Cranelift is not the first project to try to represent compiler IR as a graph rather than a sequence of instructions in basic blocks. The sea-of-nodes IR from Cliff Click and Michael Paleczny, used in HotSpot’s C2 compiler and V8’s Turbofan, represents both data and control dependencies as graph edges. This gives natural code motion and GVN, but sea-of-nodes has no notion of equivalence classes; it does not support equality saturation, and it has a well-documented reputation for subtle scheduling bugs.

RVSDG (Regionalized Value State Dependence Graph), used in some MLIR-adjacent work, takes a different angle. It represents control flow structurally through region nesting rather than as explicit edges, which makes the program’s data-dependence structure explicit and hierarchical. The tradeoff is that converting a general CFG to RVSDG requires a full restructuring pass, and not all programs have reducible control flow suitable for the representation.

The aegraph approach sidesteps both issues. It works directly on Cranelift’s existing SSA form without requiring a conversion to a different IR. The dominator tree, already present in SSA, provides the structural information that scoped elaboration needs. You get the benefits of graph-based reasoning during optimization and a clean return to sequential SSA for register allocation and instruction selection, without the overhead or correctness challenges of maintaining a sea-of-nodes representation throughout the pipeline.

ISLE Integration and the Practical Shape of the Pipeline

Cranelift expresses its optimization rules using ISLE, a term-rewriting DSL that compiles to Rust at build time. The same DSL drives both mid-end optimization and instruction selection lowering. Aegraph rewrites are expressed as ISLE rules that pattern-match on e-nodes and produce new e-nodes, which are then unioned with the matched expression’s equivalence class.

This means the mid-end and backend share a rule language, and adding a new algebraic simplification requires writing one ISLE clause rather than a custom Rust pass. The compile-time cost of the aegraph phase is bounded by running rewrites for a fixed number of iterations rather than waiting for full saturation, which keeps compilation time predictable, a non-negotiable requirement for a JIT serving WebAssembly workloads where cold-start latency matters.

What This Represents More Broadly

The aegraph design is a good example of how production constraints reshape theoretical tools. The egg library proved that equality saturation could be fast in a batch setting. Cranelift’s aegraph shows what changes are necessary to use the same idea inside a latency-sensitive compiler: the acyclicity invariant, dominator-tree-aware elaboration, bounded iteration, and integration with an existing rewrite-rule framework.

The pattern generalizes. Formal methods tools, SMT solvers, and theorem provers repeatedly generate ideas that need structural modification before they fit compiler pipelines.

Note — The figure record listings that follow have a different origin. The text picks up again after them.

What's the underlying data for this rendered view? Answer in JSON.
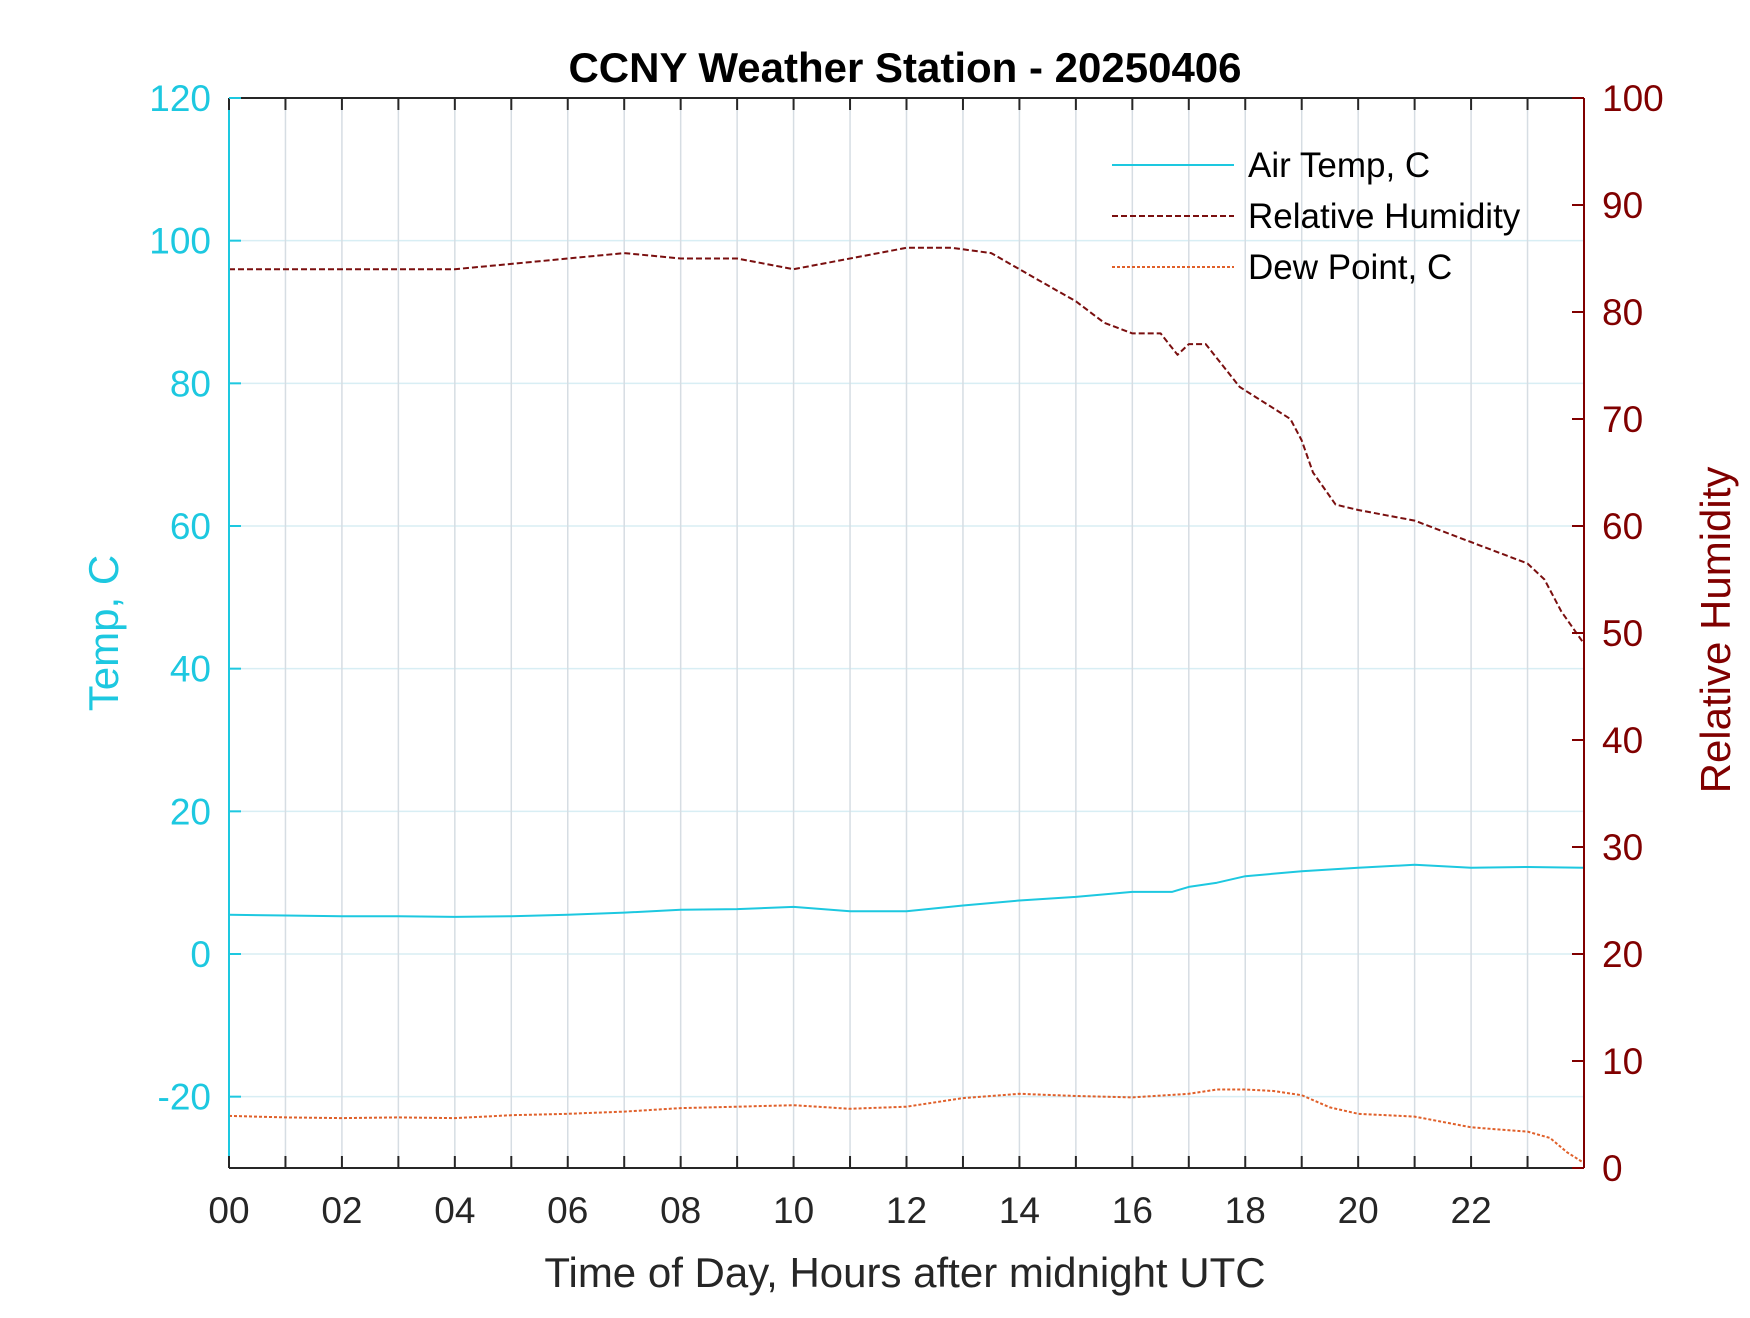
{
  "chart_data": {
    "type": "line",
    "title": "CCNY Weather Station - 20250406",
    "xlabel": "Time of Day, Hours after midnight UTC",
    "ylabel_left": "Temp, C",
    "ylabel_right": "Relative Humidity",
    "xlim": [
      0,
      24
    ],
    "ylim_left": [
      -30,
      120
    ],
    "ylim_right": [
      0,
      100
    ],
    "x_ticks": [
      "00",
      "02",
      "04",
      "06",
      "08",
      "10",
      "12",
      "14",
      "16",
      "18",
      "20",
      "22"
    ],
    "y_left_ticks": [
      "120",
      "100",
      "80",
      "60",
      "40",
      "20",
      "0",
      "-20"
    ],
    "y_right_ticks": [
      "100",
      "90",
      "80",
      "70",
      "60",
      "50",
      "40",
      "30",
      "20",
      "10",
      "0"
    ],
    "grid": true,
    "legend_position": "top-right",
    "colors": {
      "left_axis": "#1dc8e0",
      "right_axis": "#800000",
      "air_temp": "#1dc8e0",
      "humidity": "#7a0f0f",
      "dew_point": "#e0602a",
      "grid": "#d6dde3"
    },
    "series": [
      {
        "name": "Air Temp, C",
        "axis": "left",
        "style": "solid",
        "x": [
          0,
          1,
          2,
          3,
          4,
          5,
          6,
          7,
          8,
          9,
          10,
          11,
          12,
          13,
          14,
          15,
          16,
          16.7,
          17,
          17.5,
          18,
          19,
          20,
          21,
          22,
          23,
          24
        ],
        "y": [
          5.5,
          5.4,
          5.3,
          5.3,
          5.2,
          5.3,
          5.5,
          5.8,
          6.2,
          6.3,
          6.6,
          6.0,
          6.0,
          6.8,
          7.5,
          8.0,
          8.7,
          8.7,
          9.4,
          10.0,
          10.9,
          11.6,
          12.1,
          12.5,
          12.1,
          12.2,
          12.1
        ]
      },
      {
        "name": "Relative Humidity",
        "axis": "right",
        "style": "dashed",
        "x": [
          0,
          1,
          2,
          3,
          4,
          5,
          6,
          7,
          8,
          9,
          10,
          11,
          12,
          12.8,
          13.5,
          14,
          14.5,
          15,
          15.5,
          16,
          16.5,
          16.8,
          17,
          17.3,
          17.6,
          17.9,
          18.2,
          18.5,
          18.8,
          19.0,
          19.2,
          19.4,
          19.6,
          20,
          20.5,
          21,
          21.5,
          22,
          22.5,
          23,
          23.3,
          23.6,
          24
        ],
        "y": [
          84,
          84,
          84,
          84,
          84,
          84.5,
          85,
          85.5,
          85,
          85,
          84,
          85,
          86,
          86,
          85.5,
          84,
          82.5,
          81,
          79,
          78,
          78,
          76,
          77,
          77,
          75,
          73,
          72,
          71,
          70,
          68,
          65,
          63.5,
          62,
          61.5,
          61,
          60.5,
          59.5,
          58.5,
          57.5,
          56.5,
          55,
          52,
          49
        ]
      },
      {
        "name": "Dew Point, C",
        "axis": "left",
        "style": "dashed",
        "x": [
          0,
          1,
          2,
          3,
          4,
          5,
          6,
          7,
          8,
          9,
          10,
          11,
          12,
          13,
          14,
          15,
          16,
          17,
          17.5,
          18,
          18.5,
          19,
          19.5,
          20,
          21,
          22,
          22.5,
          23,
          23.4,
          23.7,
          24
        ],
        "y": [
          -22.7,
          -22.9,
          -23.0,
          -22.9,
          -23.0,
          -22.6,
          -22.4,
          -22.1,
          -21.6,
          -21.4,
          -21.2,
          -21.7,
          -21.4,
          -20.2,
          -19.6,
          -19.9,
          -20.1,
          -19.6,
          -19.0,
          -19.0,
          -19.2,
          -19.8,
          -21.5,
          -22.4,
          -22.8,
          -24.3,
          -24.6,
          -24.9,
          -25.8,
          -27.8,
          -29.3
        ]
      }
    ]
  }
}
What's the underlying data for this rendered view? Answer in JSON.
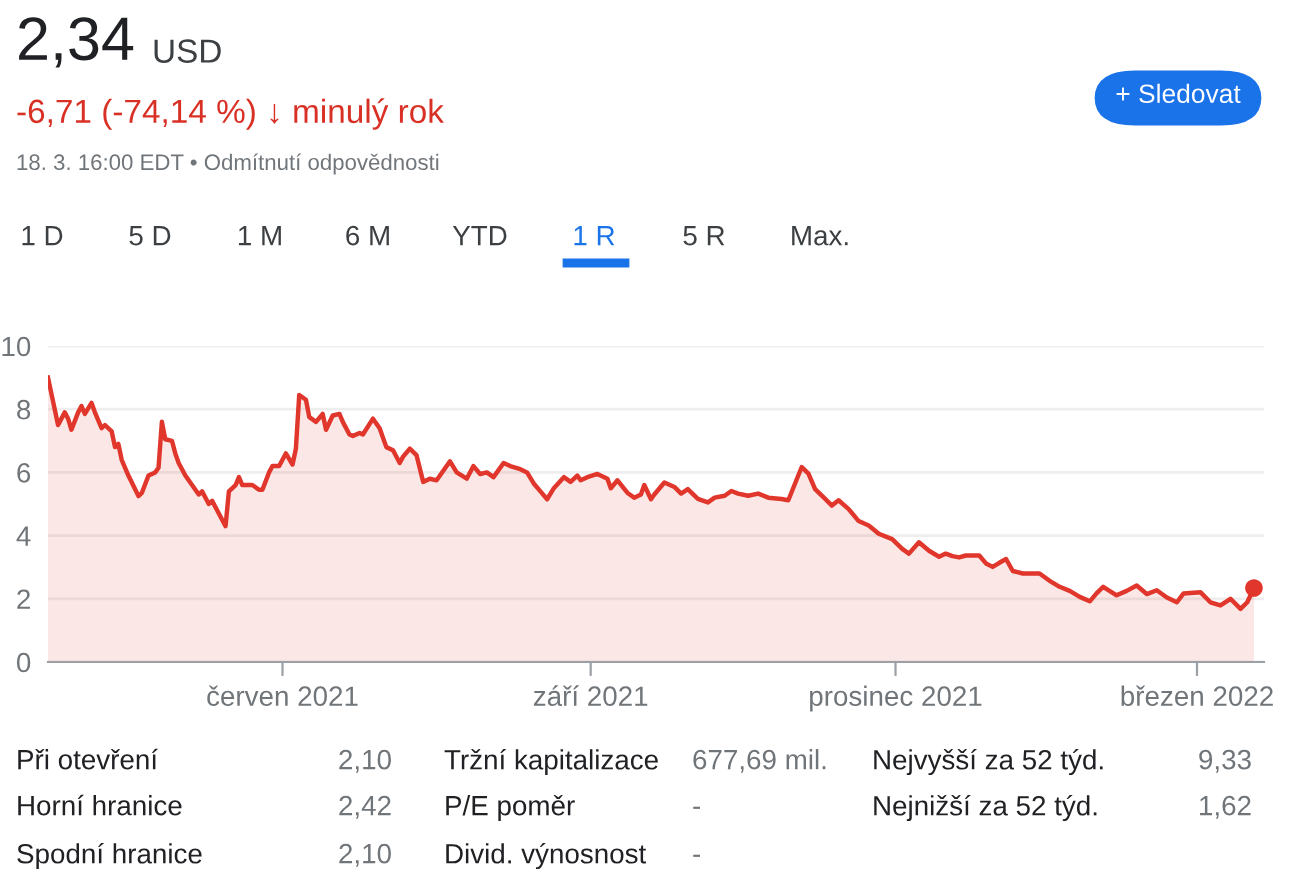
{
  "chart_data": {
    "type": "area",
    "x": [
      "2021-03-23",
      "2021-03-26",
      "2021-03-28",
      "2021-03-29",
      "2021-03-30",
      "2021-04-01",
      "2021-04-02",
      "2021-04-03",
      "2021-04-05",
      "2021-04-06",
      "2021-04-08",
      "2021-04-09",
      "2021-04-11",
      "2021-04-12",
      "2021-04-13",
      "2021-04-14",
      "2021-04-16",
      "2021-04-19",
      "2021-04-20",
      "2021-04-22",
      "2021-04-24",
      "2021-04-25",
      "2021-04-26",
      "2021-04-27",
      "2021-04-29",
      "2021-04-30",
      "2021-05-01",
      "2021-05-03",
      "2021-05-05",
      "2021-05-07",
      "2021-05-08",
      "2021-05-10",
      "2021-05-11",
      "2021-05-13",
      "2021-05-15",
      "2021-05-16",
      "2021-05-18",
      "2021-05-19",
      "2021-05-20",
      "2021-05-23",
      "2021-05-25",
      "2021-05-26",
      "2021-05-28",
      "2021-05-29",
      "2021-05-31",
      "2021-06-01",
      "2021-06-02",
      "2021-06-04",
      "2021-06-05",
      "2021-06-06",
      "2021-06-08",
      "2021-06-09",
      "2021-06-11",
      "2021-06-13",
      "2021-06-14",
      "2021-06-16",
      "2021-06-18",
      "2021-06-19",
      "2021-06-21",
      "2021-06-22",
      "2021-06-24",
      "2021-06-25",
      "2021-06-28",
      "2021-06-30",
      "2021-07-02",
      "2021-07-04",
      "2021-07-06",
      "2021-07-07",
      "2021-07-09",
      "2021-07-11",
      "2021-07-13",
      "2021-07-15",
      "2021-07-17",
      "2021-07-21",
      "2021-07-23",
      "2021-07-26",
      "2021-07-28",
      "2021-07-30",
      "2021-08-01",
      "2021-08-03",
      "2021-08-06",
      "2021-08-08",
      "2021-08-11",
      "2021-08-13",
      "2021-08-15",
      "2021-08-17",
      "2021-08-19",
      "2021-08-21",
      "2021-08-24",
      "2021-08-26",
      "2021-08-28",
      "2021-08-29",
      "2021-08-31",
      "2021-09-03",
      "2021-09-06",
      "2021-09-07",
      "2021-09-09",
      "2021-09-12",
      "2021-09-14",
      "2021-09-16",
      "2021-09-17",
      "2021-09-19",
      "2021-09-20",
      "2021-09-23",
      "2021-09-26",
      "2021-09-28",
      "2021-09-30",
      "2021-10-03",
      "2021-10-06",
      "2021-10-08",
      "2021-10-11",
      "2021-10-13",
      "2021-10-15",
      "2021-10-18",
      "2021-10-21",
      "2021-10-24",
      "2021-10-28",
      "2021-10-30",
      "2021-11-03",
      "2021-11-05",
      "2021-11-07",
      "2021-11-10",
      "2021-11-12",
      "2021-11-14",
      "2021-11-17",
      "2021-11-20",
      "2021-11-23",
      "2021-11-26",
      "2021-11-30",
      "2021-12-03",
      "2021-12-05",
      "2021-12-08",
      "2021-12-11",
      "2021-12-14",
      "2021-12-16",
      "2021-12-18",
      "2021-12-20",
      "2021-12-22",
      "2021-12-26",
      "2021-12-28",
      "2021-12-30",
      "2022-01-01",
      "2022-01-03",
      "2022-01-05",
      "2022-01-08",
      "2022-01-13",
      "2022-01-16",
      "2022-01-19",
      "2022-01-22",
      "2022-01-25",
      "2022-01-28",
      "2022-01-30",
      "2022-02-01",
      "2022-02-05",
      "2022-02-08",
      "2022-02-11",
      "2022-02-14",
      "2022-02-17",
      "2022-02-20",
      "2022-02-23",
      "2022-02-25",
      "2022-03-02",
      "2022-03-05",
      "2022-03-08",
      "2022-03-11",
      "2022-03-14",
      "2022-03-16",
      "2022-03-18"
    ],
    "series": [
      {
        "color": "#e0362c",
        "values": [
          9.0,
          7.5,
          7.9,
          7.7,
          7.35,
          7.9,
          8.1,
          7.85,
          8.2,
          7.9,
          7.4,
          7.5,
          7.3,
          6.8,
          6.9,
          6.4,
          5.9,
          5.25,
          5.35,
          5.9,
          6.0,
          6.15,
          7.6,
          7.05,
          7.0,
          6.6,
          6.3,
          5.9,
          5.6,
          5.3,
          5.4,
          5.0,
          5.1,
          4.7,
          4.3,
          5.4,
          5.6,
          5.85,
          5.6,
          5.6,
          5.45,
          5.45,
          6.0,
          6.2,
          6.2,
          6.4,
          6.6,
          6.25,
          6.75,
          8.45,
          8.3,
          7.75,
          7.6,
          7.85,
          7.35,
          7.8,
          7.85,
          7.6,
          7.2,
          7.15,
          7.25,
          7.2,
          7.7,
          7.4,
          6.8,
          6.7,
          6.3,
          6.5,
          6.75,
          6.55,
          5.7,
          5.8,
          5.75,
          6.35,
          6.0,
          5.8,
          6.2,
          5.95,
          6.0,
          5.85,
          6.3,
          6.2,
          6.1,
          6.0,
          5.65,
          5.4,
          5.15,
          5.5,
          5.85,
          5.7,
          5.9,
          5.75,
          5.85,
          5.95,
          5.8,
          5.5,
          5.75,
          5.35,
          5.2,
          5.3,
          5.6,
          5.15,
          5.3,
          5.68,
          5.54,
          5.33,
          5.47,
          5.16,
          5.05,
          5.2,
          5.26,
          5.41,
          5.33,
          5.26,
          5.33,
          5.2,
          5.16,
          5.12,
          6.17,
          5.96,
          5.47,
          5.16,
          4.95,
          5.12,
          4.84,
          4.46,
          4.32,
          4.06,
          3.89,
          3.58,
          3.43,
          3.79,
          3.52,
          3.33,
          3.43,
          3.35,
          3.31,
          3.37,
          3.37,
          3.12,
          3.01,
          3.14,
          3.26,
          2.88,
          2.8,
          2.8,
          2.57,
          2.38,
          2.25,
          2.06,
          1.92,
          2.17,
          2.38,
          2.11,
          2.25,
          2.42,
          2.15,
          2.27,
          2.04,
          1.89,
          2.17,
          2.21,
          1.89,
          1.79,
          2.0,
          1.68,
          1.89,
          2.34
        ]
      },
      {
        "type": "scatter",
        "color": "#e0362c",
        "x": [
          "2022-03-18"
        ],
        "values": [
          2.34
        ]
      }
    ],
    "xlim": [
      "2021-03-23",
      "2022-03-21"
    ],
    "xticks": [
      {
        "value": "2021-06-01",
        "label": "červen 2021"
      },
      {
        "value": "2021-09-01",
        "label": "září 2021"
      },
      {
        "value": "2021-12-01",
        "label": "prosinec 2021"
      },
      {
        "value": "2022-03-01",
        "label": "březen 2022"
      }
    ],
    "ylim": [
      0,
      10
    ],
    "yticks": [
      0,
      2,
      4,
      6,
      8,
      10
    ],
    "grid": "y",
    "annotations": [
      "2,34",
      "USD",
      "-6,71 (-74,14 %) ↓ minulý rok",
      "18. 3. 16:00 EDT • Odmítnutí odpovědnosti",
      "+ Sledovat",
      "1 D",
      "5 D",
      "1 M",
      "6 M",
      "YTD",
      "1 R",
      "5 R",
      "Max.",
      "Při otevření",
      "2,10",
      "Tržní kapitalizace",
      "677,69 mil.",
      "Nejvyšší za 52 týd.",
      "9,33",
      "Horní hranice",
      "2,42",
      "P/E poměr",
      "-",
      "Nejnižší za 52 týd.",
      "1,62",
      "Spodní hranice",
      "2,10",
      "Divid. výnosnost",
      "-"
    ]
  }
}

Aegraphs join a long list, including ideas borrowed from proof assistants (dependent types), SAT solvers (CDCL-style search in instruction selection), and term-rewriting systems. The gap between theory and production is rarely about the core idea being wrong; it is usually about one or two structural assumptions that do not survive contact with SSA form, control flow, and bounded compile time.

For anyone building compilers or working on program analysis tools, the aegraph paper is worth reading carefully. Not just for the specific technique, but for how it reasons about which invariants to relax and which to strengthen.